All Masterclasses will be exclusively in English. Most members of our faculty are from Australia and the United Kingdom, and therefore do not speak Dutch. Also, the speciality of Emergency Medicine is rapidly developing worldwide, using English as the primary language in literature and conferences. This Masterclass is an opportunity for Dutch Emergency Physicians to further enhance their skills in discussing medical topics in English.

Some members of the faculty are native Dutch speakers. Should any language issues arise, these faculty members can always serve as intermediaries between Dutch participants and English faculty.

Emergency Physician training in the Netherlands is based on a state-of-the-art, competency-based curriculum. However, at the end of the current three-year training programme, many Emergency Physicians feel that they lack some of the skills and knowledge to be fully prepared for the challenges they face during their work in the Emergency Department. In large part, this is due to time constraints within the training programme, the variable degrees of responsibility Emergency Physicians are given in Dutch hospitals to make management decisions for their patients, and the lack of role models 'on the floor' with specific training and experience in Emergency Medicine.

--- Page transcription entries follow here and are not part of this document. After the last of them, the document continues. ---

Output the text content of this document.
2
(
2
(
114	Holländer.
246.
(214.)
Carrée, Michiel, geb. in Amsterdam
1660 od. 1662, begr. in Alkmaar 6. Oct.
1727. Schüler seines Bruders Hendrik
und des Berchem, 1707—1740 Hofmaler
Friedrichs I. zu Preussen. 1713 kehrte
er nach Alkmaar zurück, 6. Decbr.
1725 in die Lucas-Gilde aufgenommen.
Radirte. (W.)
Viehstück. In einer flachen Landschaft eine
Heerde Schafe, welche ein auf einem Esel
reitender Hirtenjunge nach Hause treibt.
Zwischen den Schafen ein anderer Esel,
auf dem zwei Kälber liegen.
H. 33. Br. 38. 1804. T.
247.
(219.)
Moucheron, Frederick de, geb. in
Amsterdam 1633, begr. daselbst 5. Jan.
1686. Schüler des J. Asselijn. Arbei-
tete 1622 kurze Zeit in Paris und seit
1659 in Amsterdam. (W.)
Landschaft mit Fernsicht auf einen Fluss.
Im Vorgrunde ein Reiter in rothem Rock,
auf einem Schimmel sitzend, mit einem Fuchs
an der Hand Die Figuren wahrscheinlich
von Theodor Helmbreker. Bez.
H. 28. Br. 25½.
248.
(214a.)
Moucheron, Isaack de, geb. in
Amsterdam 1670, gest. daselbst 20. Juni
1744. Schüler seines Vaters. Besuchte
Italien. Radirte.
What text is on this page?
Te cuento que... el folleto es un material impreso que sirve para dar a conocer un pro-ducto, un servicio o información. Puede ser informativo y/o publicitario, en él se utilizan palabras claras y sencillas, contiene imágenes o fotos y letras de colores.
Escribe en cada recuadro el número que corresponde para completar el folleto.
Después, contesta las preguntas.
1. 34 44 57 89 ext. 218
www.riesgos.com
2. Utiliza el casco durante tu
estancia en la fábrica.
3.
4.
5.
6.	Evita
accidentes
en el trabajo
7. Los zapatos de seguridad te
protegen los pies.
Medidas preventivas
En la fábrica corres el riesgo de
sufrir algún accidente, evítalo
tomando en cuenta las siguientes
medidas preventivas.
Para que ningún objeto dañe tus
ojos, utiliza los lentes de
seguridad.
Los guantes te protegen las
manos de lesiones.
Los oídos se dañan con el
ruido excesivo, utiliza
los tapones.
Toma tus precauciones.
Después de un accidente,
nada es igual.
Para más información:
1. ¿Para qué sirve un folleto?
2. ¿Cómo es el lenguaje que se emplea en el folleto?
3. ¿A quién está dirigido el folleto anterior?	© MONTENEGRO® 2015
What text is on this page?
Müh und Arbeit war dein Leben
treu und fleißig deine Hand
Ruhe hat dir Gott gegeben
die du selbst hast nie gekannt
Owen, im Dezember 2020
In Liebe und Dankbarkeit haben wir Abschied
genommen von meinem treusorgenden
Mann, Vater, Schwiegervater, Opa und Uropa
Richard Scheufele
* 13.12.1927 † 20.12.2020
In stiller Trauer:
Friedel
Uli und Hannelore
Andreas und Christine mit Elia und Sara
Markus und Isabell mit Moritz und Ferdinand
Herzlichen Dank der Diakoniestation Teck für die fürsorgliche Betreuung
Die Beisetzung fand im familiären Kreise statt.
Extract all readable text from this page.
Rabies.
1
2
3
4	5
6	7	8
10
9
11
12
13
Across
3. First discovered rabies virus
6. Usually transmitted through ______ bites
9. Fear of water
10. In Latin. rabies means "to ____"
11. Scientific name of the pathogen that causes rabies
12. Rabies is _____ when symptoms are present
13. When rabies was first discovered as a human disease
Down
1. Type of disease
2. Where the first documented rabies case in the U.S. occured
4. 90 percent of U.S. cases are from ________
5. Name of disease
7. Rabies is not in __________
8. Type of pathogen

In an international perspective, Emergency Physicians from the Netherlands at the end of their training are seen to perform on an intermediate level - better than some, but not quite as well as others.1 This is reflected in the collective experience of Dutch Emergency Physicians who have worked abroad, as well as that of overseas Emergency Physicians2 who have chosen to spend time working in the Netherlands. It is not simply due to a suboptimal level of knowledge and skills. Currently, insufficient time can be spent teaching how to balance and integrate the varied, often conflicting aspects of assessing and managing the partially differentiated emergency patient. This is what truly defines the speciality of Emergency Medicine.

This is what truly defines the speciality of Emergency Medicine

Before Dutch Emergency Physicians can function on a higher level, and assume a higher level of responsibility for the patients in their department, there is a need to improve these aspects of training. We hope that the EM Masterclass programme will help fill this void.

EM Masterclass is a modular program, developed by Emergency Medicine experts from the Netherlands and abroad. In the near future, it is envisaged that further Masterclasses will be organised, covering topics that span Critical care and Anaesthetics, Medical Emergencies, Surgical Emergencies, and Trauma. After completing the first five Masterclasses, a final Masterclass aims to integrate all the knowledge and skills learned.

  1. Thijssen WAMH, Giesen PHJ, Wensing M, Emergency Departments in the Netherlands, Emerg Med J 2012;29:6-9
  2. Holmes JL, Emergency medicine in the Netherlands, Emerg Med Australasia 2010;22(1): 75–81.